Sunday, October 29, 2006
Life Drawing Sunday XIII: Boo!
I found only one drawing that was even remotely related to the subject of Halloween, an editorial cartoon by Charles Sykes. Eighty-four years later it couldn't be more timely, though a looming punkin'-head doesn't even begin to capture the monstrosity that is the 109th Congress.
Charles Sykes, November 9, 1922
Sunday, October 15, 2006
Life Drawing Sunday XII: J.M. Flagg's "Why They Married"
These drawings are all from 1906. I'm assuming that Flagg wrote the verse also. I don't know how many issues this series ran in. I wish I had more of them.
UPDATE, 8/30/08: Google Books has a copy of Flagg's "Why They Married" available for download in PDF. Unfortunately, they did an inexcusably crappy job with some of the scanning.
Further UPDATE: Project Guttenberg has a better version here.
Yet more UPDATE, 10/3/11: Another drawing in this series uploaded.
Sunday, October 08, 2006
Life Drawing Sunday XI: E.W. Kemble
Edward Winsor Kemble's drawings began appearing in Life almost from its inception in 1883 and his association with the magazine continued into the 1920s. His drawings caught the attention of Mark Twain and brought him the work for which he is probably best known today, illustrating The Adventures of Huckleberry Finn, the first of several collaborations between the two.
It's easy to guess at what Twain might have found so appealing in Kemble's drawings. His characters were alive, animated and full of expression. He made funny drawings, which was not often the case in Life's cartoons or 19th century cartoons generally. He was one of a very few of Life's contributors (F.P.W. "Chip" Bellew was another) to use sequential panels, often laid out across a couple of pages. (The examples here have been re-arranged in a more conventional comic strip format for easier readability. You're welcome.)

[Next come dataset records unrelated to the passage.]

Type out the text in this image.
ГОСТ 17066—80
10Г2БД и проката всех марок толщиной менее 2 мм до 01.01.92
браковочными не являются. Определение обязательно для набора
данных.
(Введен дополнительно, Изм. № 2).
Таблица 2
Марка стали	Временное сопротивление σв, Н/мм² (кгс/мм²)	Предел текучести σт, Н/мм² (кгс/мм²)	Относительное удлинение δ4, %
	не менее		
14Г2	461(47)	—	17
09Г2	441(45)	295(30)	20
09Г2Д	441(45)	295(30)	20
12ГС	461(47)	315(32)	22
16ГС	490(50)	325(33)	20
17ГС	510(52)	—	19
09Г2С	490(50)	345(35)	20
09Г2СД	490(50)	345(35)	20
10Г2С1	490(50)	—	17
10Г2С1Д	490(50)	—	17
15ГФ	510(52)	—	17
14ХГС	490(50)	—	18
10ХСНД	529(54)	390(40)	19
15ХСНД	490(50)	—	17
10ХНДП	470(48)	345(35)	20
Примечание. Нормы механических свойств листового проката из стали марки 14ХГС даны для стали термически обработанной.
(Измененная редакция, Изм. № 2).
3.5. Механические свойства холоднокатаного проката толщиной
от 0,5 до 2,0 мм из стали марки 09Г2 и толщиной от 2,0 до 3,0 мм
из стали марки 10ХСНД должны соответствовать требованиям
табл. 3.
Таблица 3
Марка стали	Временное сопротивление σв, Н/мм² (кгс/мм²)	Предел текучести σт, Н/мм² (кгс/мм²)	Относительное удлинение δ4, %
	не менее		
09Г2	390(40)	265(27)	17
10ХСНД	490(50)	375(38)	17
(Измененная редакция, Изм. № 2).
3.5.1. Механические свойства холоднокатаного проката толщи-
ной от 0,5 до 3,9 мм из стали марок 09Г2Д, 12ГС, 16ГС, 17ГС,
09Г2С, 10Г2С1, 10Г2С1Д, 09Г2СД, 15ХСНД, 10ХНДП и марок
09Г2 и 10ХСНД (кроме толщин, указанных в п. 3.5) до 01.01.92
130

Kemble used a variety of ethnic types in his cartoons, which was not uncommon in the WASPy pages of Life or in other forms of 19th and early 20th century entertainment. His most popular work in his time, for Life and other magazines such as Century and Colliers, were his cartoons of contemporary Negro life.The World Encyclopedia of Cartoons described these drawings as "often sympathetic" which may seem, looking at some of the few examples here, an elastic use of the word. It goes on to say that "[w]hile his treatments were usually comic, Kemble took care to study the real urban and rural environments and living conditions of blacks. His caricatures were never absurdly exaggerated, although every convention - wild dress, chicken stealing, etc. - was thematically exploited to the fullest."
Possibly because these drawings were so popular, Kemble may have felt a commercial need to use black characters in situations that make the choice seem arbitrary (.pdf file). In these drawings - and I haven't found a lot of them - he seems to have stumbled into some kind of cartooning ideal where ethnicity doesn't imply or symbolize anything except humanity. If Kemble did this consciously, which doesn't seem all that likely, he would have been way ahead of his time, and ours.
UPDATE (10/15/06): All of Kemble's Huck Finn illustrations can be viewed here. Don't miss the obscenely defaced sales prospectus illustration and the revelation of its existence by The New York World. Thanks to Tom Mazzocco for the links.